Upon returning to Mexico, Handyman, now Emilia, presents himself as an aunt who wants to live with them. Handyman-Emilia’s transition will be from violence to becoming the benefactor of an NGO that rescues and cares for abused women and victims of femicide. However, beneath this benevolent appearance, violence still occasionally emerges in Handyman, a duality that coexists with her and is somewhat similar to Dr. Jekyll and Mr. Hyde.
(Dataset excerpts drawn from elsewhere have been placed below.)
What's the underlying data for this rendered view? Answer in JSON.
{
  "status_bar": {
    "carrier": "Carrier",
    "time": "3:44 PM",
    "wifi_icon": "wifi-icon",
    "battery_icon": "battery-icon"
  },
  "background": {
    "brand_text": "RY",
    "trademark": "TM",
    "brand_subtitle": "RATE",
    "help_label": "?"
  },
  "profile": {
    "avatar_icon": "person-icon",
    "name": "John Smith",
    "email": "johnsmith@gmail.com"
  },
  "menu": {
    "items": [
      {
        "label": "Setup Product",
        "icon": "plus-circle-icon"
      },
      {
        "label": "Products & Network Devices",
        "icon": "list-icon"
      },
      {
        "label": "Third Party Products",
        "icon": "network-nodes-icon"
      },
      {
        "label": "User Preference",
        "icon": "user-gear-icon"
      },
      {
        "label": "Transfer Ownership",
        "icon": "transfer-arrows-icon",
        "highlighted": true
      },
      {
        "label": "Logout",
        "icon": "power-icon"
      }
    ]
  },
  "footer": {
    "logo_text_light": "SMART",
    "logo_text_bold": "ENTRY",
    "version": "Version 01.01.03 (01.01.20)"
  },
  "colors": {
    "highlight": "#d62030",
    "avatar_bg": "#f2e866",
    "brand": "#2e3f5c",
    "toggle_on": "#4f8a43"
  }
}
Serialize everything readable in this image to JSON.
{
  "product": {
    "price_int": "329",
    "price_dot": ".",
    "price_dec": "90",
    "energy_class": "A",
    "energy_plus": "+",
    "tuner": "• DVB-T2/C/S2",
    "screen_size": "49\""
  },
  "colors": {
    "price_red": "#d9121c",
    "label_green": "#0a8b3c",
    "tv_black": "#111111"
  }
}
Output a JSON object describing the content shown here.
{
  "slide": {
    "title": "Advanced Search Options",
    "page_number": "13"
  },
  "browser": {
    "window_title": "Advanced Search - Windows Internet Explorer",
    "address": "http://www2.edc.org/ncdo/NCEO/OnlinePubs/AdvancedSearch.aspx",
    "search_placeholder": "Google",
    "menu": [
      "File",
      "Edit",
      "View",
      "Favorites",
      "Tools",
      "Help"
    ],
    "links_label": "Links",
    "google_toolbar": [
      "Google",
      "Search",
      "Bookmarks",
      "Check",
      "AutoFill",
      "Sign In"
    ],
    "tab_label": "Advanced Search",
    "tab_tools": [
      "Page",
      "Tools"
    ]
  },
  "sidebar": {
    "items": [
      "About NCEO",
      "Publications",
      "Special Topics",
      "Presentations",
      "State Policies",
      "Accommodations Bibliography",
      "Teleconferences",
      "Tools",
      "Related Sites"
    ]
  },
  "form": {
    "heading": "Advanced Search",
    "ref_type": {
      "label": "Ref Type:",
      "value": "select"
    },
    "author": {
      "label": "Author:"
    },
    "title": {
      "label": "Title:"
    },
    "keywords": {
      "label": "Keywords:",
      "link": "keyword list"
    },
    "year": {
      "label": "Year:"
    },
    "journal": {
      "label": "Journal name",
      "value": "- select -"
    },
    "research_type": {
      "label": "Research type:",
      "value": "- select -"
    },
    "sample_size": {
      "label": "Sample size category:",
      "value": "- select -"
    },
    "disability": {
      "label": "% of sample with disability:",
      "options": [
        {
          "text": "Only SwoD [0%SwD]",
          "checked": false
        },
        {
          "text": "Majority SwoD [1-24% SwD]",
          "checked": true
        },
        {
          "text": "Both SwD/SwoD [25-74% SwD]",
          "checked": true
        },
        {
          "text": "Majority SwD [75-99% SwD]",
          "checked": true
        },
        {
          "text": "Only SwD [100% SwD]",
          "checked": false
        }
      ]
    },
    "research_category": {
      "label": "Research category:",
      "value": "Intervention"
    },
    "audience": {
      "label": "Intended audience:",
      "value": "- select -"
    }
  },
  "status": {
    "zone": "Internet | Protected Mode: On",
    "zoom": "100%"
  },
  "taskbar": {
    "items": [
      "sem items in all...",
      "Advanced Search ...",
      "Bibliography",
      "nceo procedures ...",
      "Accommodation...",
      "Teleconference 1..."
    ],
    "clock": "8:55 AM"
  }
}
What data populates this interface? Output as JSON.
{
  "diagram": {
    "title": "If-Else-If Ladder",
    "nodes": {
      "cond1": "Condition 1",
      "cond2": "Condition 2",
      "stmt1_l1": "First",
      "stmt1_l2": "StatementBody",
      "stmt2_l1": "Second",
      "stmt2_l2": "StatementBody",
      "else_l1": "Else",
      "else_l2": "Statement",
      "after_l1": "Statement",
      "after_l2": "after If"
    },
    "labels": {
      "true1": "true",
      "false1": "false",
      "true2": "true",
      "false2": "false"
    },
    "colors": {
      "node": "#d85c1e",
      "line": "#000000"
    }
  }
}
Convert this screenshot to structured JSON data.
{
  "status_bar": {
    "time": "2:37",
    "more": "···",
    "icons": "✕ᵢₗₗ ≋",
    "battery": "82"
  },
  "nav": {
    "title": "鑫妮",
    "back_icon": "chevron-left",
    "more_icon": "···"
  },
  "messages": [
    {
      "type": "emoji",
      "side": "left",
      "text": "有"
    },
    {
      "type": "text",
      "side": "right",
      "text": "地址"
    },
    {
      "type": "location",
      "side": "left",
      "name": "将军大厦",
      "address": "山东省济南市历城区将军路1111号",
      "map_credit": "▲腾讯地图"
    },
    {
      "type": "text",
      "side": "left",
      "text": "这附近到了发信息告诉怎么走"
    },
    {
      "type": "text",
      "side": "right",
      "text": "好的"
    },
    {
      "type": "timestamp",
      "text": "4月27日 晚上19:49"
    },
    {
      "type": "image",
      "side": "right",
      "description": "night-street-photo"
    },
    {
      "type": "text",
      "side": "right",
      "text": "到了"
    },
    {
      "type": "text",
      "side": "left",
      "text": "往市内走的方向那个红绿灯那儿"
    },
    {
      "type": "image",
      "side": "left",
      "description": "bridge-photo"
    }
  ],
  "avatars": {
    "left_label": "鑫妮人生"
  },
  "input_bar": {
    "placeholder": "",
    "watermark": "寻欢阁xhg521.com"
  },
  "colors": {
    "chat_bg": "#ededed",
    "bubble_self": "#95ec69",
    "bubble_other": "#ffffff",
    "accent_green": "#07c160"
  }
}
In Emilia, two identities coexist, like the two faces of the Roman god Janus, with unique characteristics that surface at any moment, especially during her outbursts of rage, even if she tries to hide them.
Another of the director’s strategies was to begin the film with Rita, a secondary character, debunking all the explanations of how to write a good script that maintain that the character who appears first is the protagonist. The protagonist, Emilia, appears much later. In an almost dangerous game, he upsets the order established by convention, but achieves an excellent result.
Jacques Audiard not only managed to create a completely atypical film, but also equipped it with actors and a technical crew with diverse idiosyncrasies: Zoe Saldaña and Selena Gomez from the United States; Karla Sofía Gascón from Spain (interestingly, throughout her career in the telenovela genre, she had played male roles and was only portrayed as a woman in three films, including Emilia Pérez); Adriana Paz from Mexico; Edgar Ramírez from Venezuela; and Mark Ivanir from Ukraine.
Damien Jalet from Belgium, the choreographer who had worked with Madonna, created choreographic scenes beautifully recreated in the fairs and popular dances of different regions of Mexico, such as the Jarabe Tapatío from Jalisco and the Guelaguetza from Oaxaca, among others. The operetta-style songs with lyrics by French singer-songwriter and actress Camille were used; and Virginie Montel from France took care of the costumes, creating a new language for designing her outfits with fabrics and colors outside of established codes.
In addition to Netflix, another production company was Saint Laurent Productions, a subsidiary of the renowned French haute couture fashion house that has also produced projects by Pedro Almodovar, Gaspar Noé, Jean-Luc Godard, Wong Kar Wai, among others.
In Emilia Pérez‘s work, the images themselves are explosive and at the same time very discreet, barely perceptible, yet they act. They speak of the isolation of a person withdrawn into themselves. They speak of transformation. The most important is Emilia’s, but all the characters undergo transformations, and this allows or gives rise to a second life, a new reality of being.
(France, Belgium, 2024)
Screenplay, direction: Jacques Audiard. Cast: Zoe Saldana, Karla Sofia Gascón, Selena Gomez, Adriana Paz, Edgar Ramirez. Production: Jacques Audiard, Pascal Caucheteux, Valérie Schermann, Anthony Vaccarello. Duration: 132 minutes.